Paternal grandmother's lines

Robert Seymour Selig FEINSTEIN (1915 - 2008) 93

Seymour also passed away on March 15th of this year. I started to pen an entry about the Ides of March back then, but it didn't get finished. Seymour was another first cousin of my paternal grandmother.

Maternal Grandfather's lines

Berta DEUTSCH (1911 - 2003) 91

My maternal grandfather’s sister, she is the longest living member of my maternal grandfather’s lines. However, this is also the family I have the least records on, mostly due to it also being the family which, generationally, came to America most recently, with my grandfather (and Berta) having been born in Hungary.

Maternal Grandmother’s lines

Sarah SHOWERS (1762 - 1860) 98

She is a direct ancestor, however, her record says she died before 1860. There is no indication how the year was derived. It could have been significantly prior to 1860.

Elizabeth ROSENBERGER (1752 - 1847) 94

I have complete birth and death dates for Elizabeth which come from a Fretz Family History compiled in the 1890s, and is probably trustworthy. Her granddaughter Elizabeth Sliver married William Denyer, my mother’s second great grandparents.

***

I've posted before about several early deaths in my family tree, particularly in the Denyer line. While several of the early deaths were in the 1800s, when lifespans were shorter, I still thought the statistics for the Denyers seemed significantly lower than they should have been. I decided it was time to crack the numbers and see just how right I was.

My software doesn’t separate the lifespan statistics by families, but you can export Ancestors/Descendants into a separate GEDCOM, and then open the GEDCOM and run the stats. So that's what I did, and I had some numbers to compare.

"Direct Ancestors"
Starting with me, this GEDCOM had my direct ancestors, with no siblings.

71 males: Avg lifespan: 67
58 females: Avg lifespan: 68

I looked at this as a second control in the study, in addition to the 61/62 in the whole database.

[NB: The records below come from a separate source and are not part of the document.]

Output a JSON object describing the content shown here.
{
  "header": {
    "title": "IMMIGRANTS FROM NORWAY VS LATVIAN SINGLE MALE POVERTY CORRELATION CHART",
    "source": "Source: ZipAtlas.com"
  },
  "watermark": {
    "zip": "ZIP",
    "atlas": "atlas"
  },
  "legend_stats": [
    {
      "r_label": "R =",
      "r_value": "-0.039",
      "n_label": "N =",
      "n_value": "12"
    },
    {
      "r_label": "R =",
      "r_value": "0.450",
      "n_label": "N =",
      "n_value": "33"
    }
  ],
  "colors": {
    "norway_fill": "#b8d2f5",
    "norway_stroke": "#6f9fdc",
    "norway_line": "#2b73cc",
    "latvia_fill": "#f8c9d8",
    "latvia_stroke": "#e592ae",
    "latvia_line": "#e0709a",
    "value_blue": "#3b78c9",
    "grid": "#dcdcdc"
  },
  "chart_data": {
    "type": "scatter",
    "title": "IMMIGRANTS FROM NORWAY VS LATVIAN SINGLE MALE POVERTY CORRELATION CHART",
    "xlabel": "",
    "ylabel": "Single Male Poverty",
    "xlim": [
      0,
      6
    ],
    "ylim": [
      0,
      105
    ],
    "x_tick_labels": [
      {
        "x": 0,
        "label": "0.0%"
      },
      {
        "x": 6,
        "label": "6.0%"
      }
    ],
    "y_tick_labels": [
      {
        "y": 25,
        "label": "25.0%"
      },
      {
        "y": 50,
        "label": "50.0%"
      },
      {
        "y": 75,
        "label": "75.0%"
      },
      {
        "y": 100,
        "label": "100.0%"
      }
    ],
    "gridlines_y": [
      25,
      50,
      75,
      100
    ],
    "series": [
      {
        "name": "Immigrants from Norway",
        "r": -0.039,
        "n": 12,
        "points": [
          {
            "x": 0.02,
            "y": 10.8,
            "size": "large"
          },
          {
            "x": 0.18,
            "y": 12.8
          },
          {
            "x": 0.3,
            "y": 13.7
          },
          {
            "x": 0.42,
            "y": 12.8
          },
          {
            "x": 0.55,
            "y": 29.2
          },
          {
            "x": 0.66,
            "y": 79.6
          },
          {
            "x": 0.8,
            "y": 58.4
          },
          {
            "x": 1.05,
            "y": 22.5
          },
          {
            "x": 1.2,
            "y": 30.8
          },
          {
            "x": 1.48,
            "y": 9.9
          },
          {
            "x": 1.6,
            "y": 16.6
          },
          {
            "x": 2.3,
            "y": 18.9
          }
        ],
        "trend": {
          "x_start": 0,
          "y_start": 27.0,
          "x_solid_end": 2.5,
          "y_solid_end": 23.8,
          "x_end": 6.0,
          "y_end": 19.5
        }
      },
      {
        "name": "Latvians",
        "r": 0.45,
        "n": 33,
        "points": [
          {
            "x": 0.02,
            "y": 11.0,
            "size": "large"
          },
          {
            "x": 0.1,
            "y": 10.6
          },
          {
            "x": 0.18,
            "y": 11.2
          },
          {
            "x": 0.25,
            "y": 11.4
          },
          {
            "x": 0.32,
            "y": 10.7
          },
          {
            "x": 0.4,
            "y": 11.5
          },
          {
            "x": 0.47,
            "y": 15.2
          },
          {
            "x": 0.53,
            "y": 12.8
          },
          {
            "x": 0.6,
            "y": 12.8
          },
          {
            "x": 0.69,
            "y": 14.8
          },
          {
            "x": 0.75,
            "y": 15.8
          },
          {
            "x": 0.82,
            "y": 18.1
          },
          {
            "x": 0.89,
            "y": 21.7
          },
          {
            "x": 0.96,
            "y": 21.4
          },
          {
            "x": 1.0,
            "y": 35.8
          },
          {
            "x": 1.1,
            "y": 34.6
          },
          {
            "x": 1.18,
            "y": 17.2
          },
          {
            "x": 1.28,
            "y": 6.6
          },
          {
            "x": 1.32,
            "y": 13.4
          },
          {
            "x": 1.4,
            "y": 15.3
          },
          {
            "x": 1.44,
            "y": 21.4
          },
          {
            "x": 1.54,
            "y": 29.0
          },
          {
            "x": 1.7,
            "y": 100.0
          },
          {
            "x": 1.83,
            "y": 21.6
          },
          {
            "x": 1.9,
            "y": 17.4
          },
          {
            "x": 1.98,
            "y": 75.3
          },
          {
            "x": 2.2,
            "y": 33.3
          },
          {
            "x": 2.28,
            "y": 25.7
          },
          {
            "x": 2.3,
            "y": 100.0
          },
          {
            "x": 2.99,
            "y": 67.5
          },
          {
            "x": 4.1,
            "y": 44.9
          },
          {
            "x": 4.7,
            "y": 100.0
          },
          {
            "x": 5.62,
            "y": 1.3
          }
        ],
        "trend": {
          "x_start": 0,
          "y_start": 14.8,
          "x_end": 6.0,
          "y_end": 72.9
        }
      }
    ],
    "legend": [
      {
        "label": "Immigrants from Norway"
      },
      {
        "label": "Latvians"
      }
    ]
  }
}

Descendants of Israel David Neimark (his son Samuel was born in 1862, that's all I know)
55 males: Avg lifespan: 66
53 females: Avg lifespan: 74

Descendants of Me’er Kruvant (born before 1795)
116 males: Avg lifespan: 68
110 females: Avg lifespan: 70

These are the only two families I looked at for my father's side, as the other branches have less entries, making the significance of the data questionable. I question the siginificance of the data for the Newmark family as well, and wonder if the stats will look any different once I enter more of the information.

Descendants of William Denyer (1794-1848)
121 males: Avg lifespan: 53
103 females: Avg lifespan: 61

Descendants of Andrew Van Every (1798-1873)
93 males: Avg lifespan: 49
82 females: Avg lifespan: 48

Quite a significant drop.

The argument that it is due to pre-20th century data is possibly negated by comparison to the Kruvant family, as I have information that goes back to the late 1700s for them too, in Lithuania. However, when they immigrated to America, they immigrated to urban St. Louis, not rural Texas. Life expectancy can change based on geography.

Whatever the causes, I definitely confirmed that the life expectancy for the Denyers and Van Everys was sadly lower than for the rest of my family tree.